Ex-Nissan exec on trial as Ghosn saga drags on
The financial misconduct trial of former Nissan executive Greg Kelly began on Tuesday with Kelly saying he committed no crimes and was only trying to keep his boss Carlos Ghosn from leaving.
The charges being heard at Tokyo District Court center around Kelly’s alleged role in failing to report to Japanese authorities the future compensation of Ghosn, who led Nissan Motor Co for two decades.
Prosecutors outlined allegations of what they said was a complex and clandestine scheme to pay Ghosn more than the amount the company had officially reported. Kelly is charged with helping Ghosn hide 9.3 billion yen (US$88 million) in compensation between the year 2011-2018 through deferred payments.

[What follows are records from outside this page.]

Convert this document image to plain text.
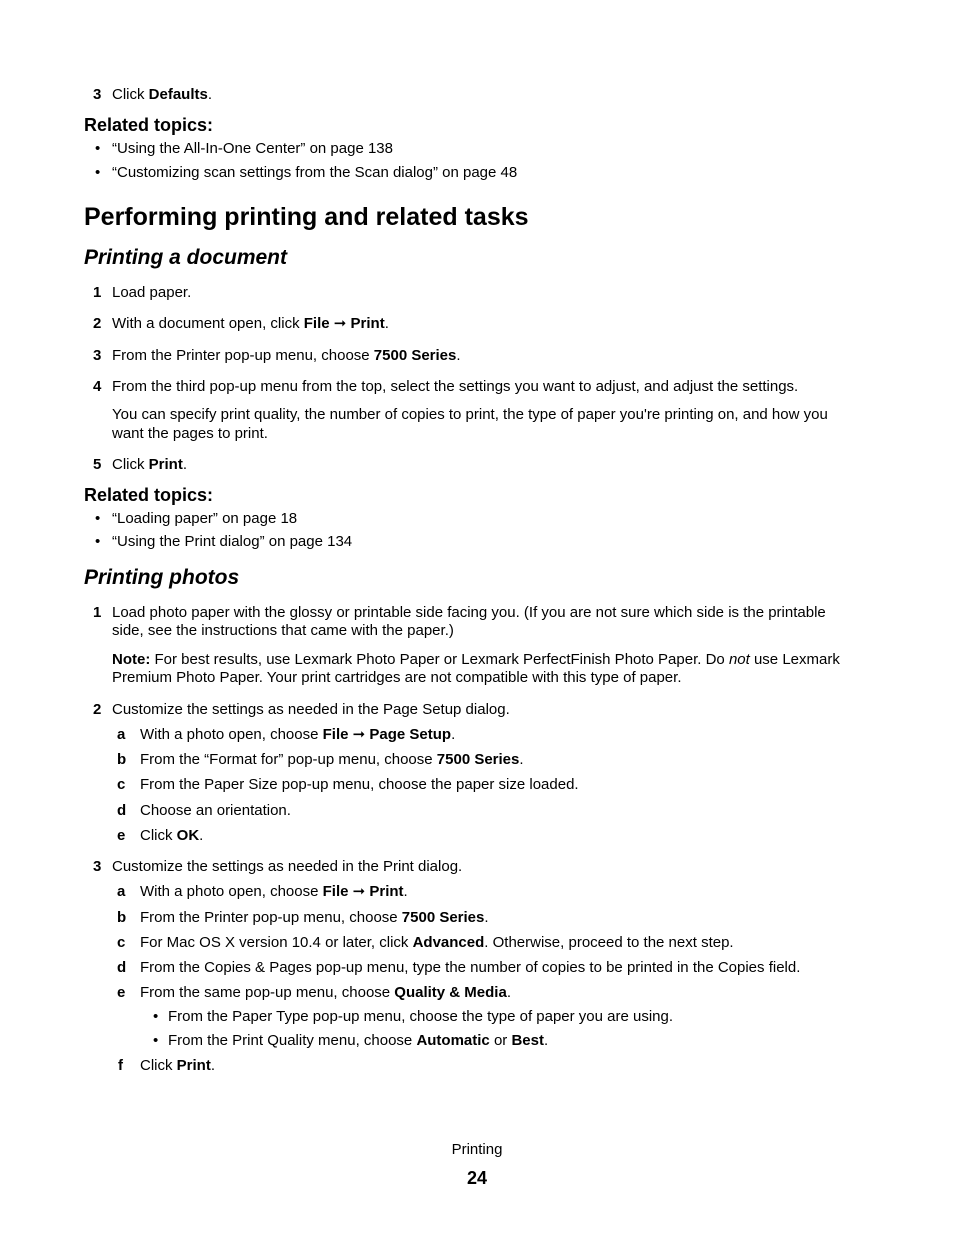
3 Click Defaults.
Related topics:
• “Using the All-In-One Center” on page 138
• “Customizing scan settings from the Scan dialog” on page 48
Performing printing and related tasks
Printing a document
1 Load paper.
2 With a document open, click File ➞ Print.
3 From the Printer pop-up menu, choose 7500 Series.
4 From the third pop-up menu from the top, select the settings you want to adjust, and adjust the settings.
You can specify print quality, the number of copies to print, the type of paper you're printing on, and how you
want the pages to print.
5 Click Print.
Related topics:
• “Loading paper” on page 18
• “Using the Print dialog” on page 134
Printing photos
1 Load photo paper with the glossy or printable side facing you. (If you are not sure which side is the printable
side, see the instructions that came with the paper.)
Note: For best results, use Lexmark Photo Paper or Lexmark PerfectFinish Photo Paper. Do not use Lexmark
Premium Photo Paper. Your print cartridges are not compatible with this type of paper.
2 Customize the settings as needed in the Page Setup dialog.
a With a photo open, choose File ➞ Page Setup.
b From the “Format for” pop-up menu, choose 7500 Series.
c From the Paper Size pop-up menu, choose the paper size loaded.
d Choose an orientation.
e Click OK.
3 Customize the settings as needed in the Print dialog.
a With a photo open, choose File ➞ Print.
b From the Printer pop-up menu, choose 7500 Series.
c For Mac OS X version 10.4 or later, click Advanced. Otherwise, proceed to the next step.
d From the Copies & Pages pop-up menu, type the number of copies to be printed in the Copies field.
e From the same pop-up menu, choose Quality & Media.
• From the Paper Type pop-up menu, choose the type of paper you are using.
• From the Print Quality menu, choose Automatic or Best.
f Click Print.
Printing
24
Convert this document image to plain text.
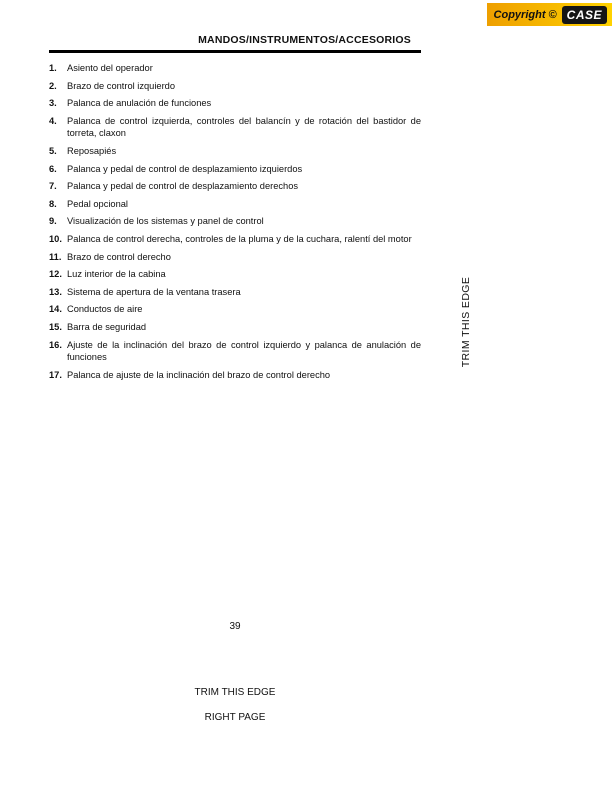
Copyright © CASE
MANDOS/INSTRUMENTOS/ACCESORIOS
1.	Asiento del operador
2.	Brazo de control izquierdo
3.	Palanca de anulación de funciones
4.	Palanca de control izquierda, controles del balancín y de rotación del bastidor de torreta, claxon
5.	Reposapiés
6.	Palanca y pedal de control de desplazamiento izquierdos
7.	Palanca y pedal de control de desplazamiento derechos
8.	Pedal opcional
9.	Visualización de los sistemas y panel de control
10. Palanca de control derecha, controles de la pluma y de la cuchara, ralentí del motor
11. Brazo de control derecho
12. Luz interior de la cabina
13. Sistema de apertura de la ventana trasera
14. Conductos de aire
15. Barra de seguridad
16. Ajuste de la inclinación del brazo de control izquierdo y palanca de anulación de funciones
17. Palanca de ajuste de la inclinación del brazo de control derecho
TRIM THIS EDGE
39
TRIM THIS EDGE
RIGHT PAGE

According to CNN, Japan introduced new compensation rules in 2010 which required high-earning executives to report their pay.
Kelly denied the allegations and said everything was done to keep Ghosn, whom he called an “extraordinary executive” at Nissan. “This was all in the best interests of Nissan,” he said.
“I deny the allegations. I was not involved in a criminal conspiracy,” Kelly told the court. “The evidence will show that I did not break the law.”
His trial could take about a year. If found guilty Kelly could face up to 10 years in prison and a 10 million yen fine.
The proceedings will include evidence and testimony from prominent company executives, including a former chief executive, Hiroto Saikawa, that could shine a light on the inner workings of the Japanese automaker as it tries to rein in losses and revamp its vehicle line-up after ousting Ghosn.
Kelly’s head defense lawyer Yoichi Kitamura said little apart from: “My client is not guilty.”
Nissan, which is on trial alongside Kelly, says they did, and pleaded guilty.
In a statement issued separately, it said it takes its indictment “very seriously,” adding there was “substantial and convincing evidence” of misconduct by Kelly and Ghosn.